Weihnachten ist auch bei uns ein großes Fest, wenn auch ganz anders.
Die kirchliche Feier der Heiligen Nacht kennt den gleichen Ablauf wie in Deutschland, die Atmosphäre ist jedoch eine ganz andere: es ist nicht „still“ und „heimelich“; es ist „laut“ und „fröhlich“. Bis zum Gloria-Lied blieb die Kirche allerdings in Dunkel getaucht, nur einige Kerzen erhellten den Raum. Wie im Stall von Bethlehem eben. Zum Lied der „Engel auf den Feldern“ auf Sango habe ich mit unseren Messdienern eine kleine Choreographie einstudiert (das geht hier in 10 Minuten).

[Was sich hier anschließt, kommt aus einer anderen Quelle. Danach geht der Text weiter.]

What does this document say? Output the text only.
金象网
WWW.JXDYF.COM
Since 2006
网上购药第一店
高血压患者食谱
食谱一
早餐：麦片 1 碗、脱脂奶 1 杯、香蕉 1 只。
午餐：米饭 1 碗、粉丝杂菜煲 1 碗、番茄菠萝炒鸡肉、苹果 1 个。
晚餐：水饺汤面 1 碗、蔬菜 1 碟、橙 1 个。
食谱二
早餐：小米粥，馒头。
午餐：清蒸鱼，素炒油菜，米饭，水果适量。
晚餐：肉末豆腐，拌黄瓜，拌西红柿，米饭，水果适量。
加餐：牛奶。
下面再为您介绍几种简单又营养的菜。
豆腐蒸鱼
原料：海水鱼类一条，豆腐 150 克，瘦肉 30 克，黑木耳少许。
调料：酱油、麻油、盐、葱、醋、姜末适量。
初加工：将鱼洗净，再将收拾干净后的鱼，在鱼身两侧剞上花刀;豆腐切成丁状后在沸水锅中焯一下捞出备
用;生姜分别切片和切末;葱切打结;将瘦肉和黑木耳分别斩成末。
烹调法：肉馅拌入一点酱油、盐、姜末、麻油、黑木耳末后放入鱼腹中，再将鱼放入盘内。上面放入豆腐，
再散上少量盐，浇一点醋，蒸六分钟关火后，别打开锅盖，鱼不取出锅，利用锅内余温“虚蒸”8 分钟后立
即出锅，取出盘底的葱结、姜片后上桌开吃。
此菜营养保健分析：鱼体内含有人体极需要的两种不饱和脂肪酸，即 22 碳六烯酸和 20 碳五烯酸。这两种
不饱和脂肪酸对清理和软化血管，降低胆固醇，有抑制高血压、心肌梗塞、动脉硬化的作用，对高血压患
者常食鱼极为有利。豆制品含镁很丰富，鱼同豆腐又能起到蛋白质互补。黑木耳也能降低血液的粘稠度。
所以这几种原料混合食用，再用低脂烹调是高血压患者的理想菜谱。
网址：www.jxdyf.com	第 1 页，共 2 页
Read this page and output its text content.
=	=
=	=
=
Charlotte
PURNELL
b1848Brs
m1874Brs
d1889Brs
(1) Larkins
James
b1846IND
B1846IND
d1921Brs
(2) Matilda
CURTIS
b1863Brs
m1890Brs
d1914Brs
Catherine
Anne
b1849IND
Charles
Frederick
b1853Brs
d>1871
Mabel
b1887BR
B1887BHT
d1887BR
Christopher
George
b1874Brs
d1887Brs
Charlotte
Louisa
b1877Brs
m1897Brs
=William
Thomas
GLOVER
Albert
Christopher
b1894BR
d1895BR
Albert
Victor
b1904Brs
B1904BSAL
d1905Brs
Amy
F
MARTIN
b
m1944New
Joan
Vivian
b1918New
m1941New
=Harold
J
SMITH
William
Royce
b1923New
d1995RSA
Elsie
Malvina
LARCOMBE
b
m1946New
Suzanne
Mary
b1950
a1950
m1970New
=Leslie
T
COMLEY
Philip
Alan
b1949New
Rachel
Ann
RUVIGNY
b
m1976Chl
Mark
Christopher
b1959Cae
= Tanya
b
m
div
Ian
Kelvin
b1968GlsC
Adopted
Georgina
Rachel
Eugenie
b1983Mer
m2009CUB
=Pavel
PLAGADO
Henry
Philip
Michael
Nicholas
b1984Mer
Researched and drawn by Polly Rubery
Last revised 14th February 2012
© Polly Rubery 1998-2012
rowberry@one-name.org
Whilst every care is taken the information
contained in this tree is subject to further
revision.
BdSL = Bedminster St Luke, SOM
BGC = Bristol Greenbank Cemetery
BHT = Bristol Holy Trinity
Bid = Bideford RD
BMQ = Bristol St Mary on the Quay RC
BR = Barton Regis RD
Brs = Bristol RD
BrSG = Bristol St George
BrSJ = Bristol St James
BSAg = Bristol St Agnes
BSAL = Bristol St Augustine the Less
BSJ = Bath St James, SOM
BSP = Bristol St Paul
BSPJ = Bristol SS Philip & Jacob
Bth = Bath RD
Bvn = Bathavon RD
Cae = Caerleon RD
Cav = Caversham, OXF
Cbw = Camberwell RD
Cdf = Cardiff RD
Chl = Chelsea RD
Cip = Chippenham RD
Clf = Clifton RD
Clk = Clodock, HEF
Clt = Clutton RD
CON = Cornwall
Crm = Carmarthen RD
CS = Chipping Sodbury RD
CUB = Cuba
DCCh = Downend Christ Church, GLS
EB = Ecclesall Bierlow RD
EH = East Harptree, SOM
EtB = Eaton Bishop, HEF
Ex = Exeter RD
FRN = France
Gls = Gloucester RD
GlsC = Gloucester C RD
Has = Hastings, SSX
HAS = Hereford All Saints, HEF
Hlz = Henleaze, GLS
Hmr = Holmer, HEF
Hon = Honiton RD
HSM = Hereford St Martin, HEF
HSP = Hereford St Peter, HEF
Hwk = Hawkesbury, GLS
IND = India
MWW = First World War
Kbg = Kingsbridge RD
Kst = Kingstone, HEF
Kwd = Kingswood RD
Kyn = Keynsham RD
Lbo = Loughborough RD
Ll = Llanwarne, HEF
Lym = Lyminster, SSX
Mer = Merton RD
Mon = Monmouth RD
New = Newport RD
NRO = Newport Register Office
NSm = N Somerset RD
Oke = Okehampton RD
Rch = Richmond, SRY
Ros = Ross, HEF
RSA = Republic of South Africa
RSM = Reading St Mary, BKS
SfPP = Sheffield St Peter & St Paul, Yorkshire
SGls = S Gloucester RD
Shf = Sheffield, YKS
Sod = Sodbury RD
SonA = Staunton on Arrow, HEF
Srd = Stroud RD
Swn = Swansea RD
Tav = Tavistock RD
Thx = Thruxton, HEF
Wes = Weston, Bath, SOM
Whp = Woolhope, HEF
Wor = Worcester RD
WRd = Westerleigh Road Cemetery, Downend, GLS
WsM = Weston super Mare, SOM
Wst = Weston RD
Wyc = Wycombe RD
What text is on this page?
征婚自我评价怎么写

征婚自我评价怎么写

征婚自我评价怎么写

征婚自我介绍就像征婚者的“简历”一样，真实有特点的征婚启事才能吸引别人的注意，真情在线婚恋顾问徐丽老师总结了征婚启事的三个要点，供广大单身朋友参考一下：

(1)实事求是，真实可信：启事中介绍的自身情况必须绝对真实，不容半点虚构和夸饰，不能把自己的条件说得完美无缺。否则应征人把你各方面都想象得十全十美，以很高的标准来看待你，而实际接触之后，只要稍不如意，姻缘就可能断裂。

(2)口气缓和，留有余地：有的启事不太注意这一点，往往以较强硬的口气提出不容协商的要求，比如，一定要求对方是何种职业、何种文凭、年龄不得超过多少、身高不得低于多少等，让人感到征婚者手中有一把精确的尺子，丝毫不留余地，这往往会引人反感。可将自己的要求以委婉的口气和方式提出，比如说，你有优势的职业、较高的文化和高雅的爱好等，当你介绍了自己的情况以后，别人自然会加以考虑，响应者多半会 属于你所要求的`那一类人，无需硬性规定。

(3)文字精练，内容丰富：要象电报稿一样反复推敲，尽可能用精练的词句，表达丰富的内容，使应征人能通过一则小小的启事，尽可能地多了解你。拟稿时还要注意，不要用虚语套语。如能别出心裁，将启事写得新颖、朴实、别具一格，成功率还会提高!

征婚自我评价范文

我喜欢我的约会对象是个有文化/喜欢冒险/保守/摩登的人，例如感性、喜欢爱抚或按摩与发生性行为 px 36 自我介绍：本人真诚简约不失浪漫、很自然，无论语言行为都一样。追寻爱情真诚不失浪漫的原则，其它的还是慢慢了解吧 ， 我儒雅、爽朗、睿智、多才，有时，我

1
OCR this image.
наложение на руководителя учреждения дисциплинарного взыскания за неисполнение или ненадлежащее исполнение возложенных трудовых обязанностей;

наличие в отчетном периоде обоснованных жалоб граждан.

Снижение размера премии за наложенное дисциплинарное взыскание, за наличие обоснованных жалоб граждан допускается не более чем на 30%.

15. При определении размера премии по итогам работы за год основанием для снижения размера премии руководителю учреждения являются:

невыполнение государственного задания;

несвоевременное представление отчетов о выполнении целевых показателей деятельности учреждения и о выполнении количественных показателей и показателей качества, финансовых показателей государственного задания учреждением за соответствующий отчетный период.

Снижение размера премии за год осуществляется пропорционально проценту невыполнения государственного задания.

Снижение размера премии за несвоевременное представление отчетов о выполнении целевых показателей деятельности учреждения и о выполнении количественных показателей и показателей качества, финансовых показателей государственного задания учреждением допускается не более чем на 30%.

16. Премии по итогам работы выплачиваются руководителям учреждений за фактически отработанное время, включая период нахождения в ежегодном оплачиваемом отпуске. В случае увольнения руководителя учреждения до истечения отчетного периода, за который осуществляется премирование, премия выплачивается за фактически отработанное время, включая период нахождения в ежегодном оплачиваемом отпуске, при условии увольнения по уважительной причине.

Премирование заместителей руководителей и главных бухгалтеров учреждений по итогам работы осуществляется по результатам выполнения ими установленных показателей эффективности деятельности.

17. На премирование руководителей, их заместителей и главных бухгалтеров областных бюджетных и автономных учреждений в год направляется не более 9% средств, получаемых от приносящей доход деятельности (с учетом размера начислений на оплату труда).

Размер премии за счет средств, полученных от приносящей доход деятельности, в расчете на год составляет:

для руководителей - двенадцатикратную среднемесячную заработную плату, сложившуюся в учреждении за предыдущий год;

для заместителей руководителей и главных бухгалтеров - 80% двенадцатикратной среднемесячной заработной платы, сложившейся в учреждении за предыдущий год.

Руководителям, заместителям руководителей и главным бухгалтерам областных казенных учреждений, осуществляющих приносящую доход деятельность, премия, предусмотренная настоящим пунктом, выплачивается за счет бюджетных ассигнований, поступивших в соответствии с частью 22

Wir sind tanzend durch die Kirche zum Stall gezogen, wo dann die Figur des Jesuskindes in die Krippe gelegt wurde – und die blinkenden Lichter funkelten. Da bleibt niemand ruhig auf seinem Platz sitzen, da „bebt“ die Kirche: „Ayingo-va na yayu ka, ala he bia ti gonda lo…“
Auch das hat 10 Minuten gedauert.
Abends, vor dem Einschlafen, habe ich dann aber doch noch in aller Ruhe ein „Stille Nacht, Heilige Nacht“ abgespielt.
„Denn ich, ich kenne die Gedanken, die ich für euch denke – Spruch des HERRN -, Gedanken des Heils und nicht des Unheils; denn ich will euch eine Zukunft und eine Hoffnung geben.“
(Jer 29,11)
Euch und Ihnen Allen ein gesegnetes Weihnachtsfest!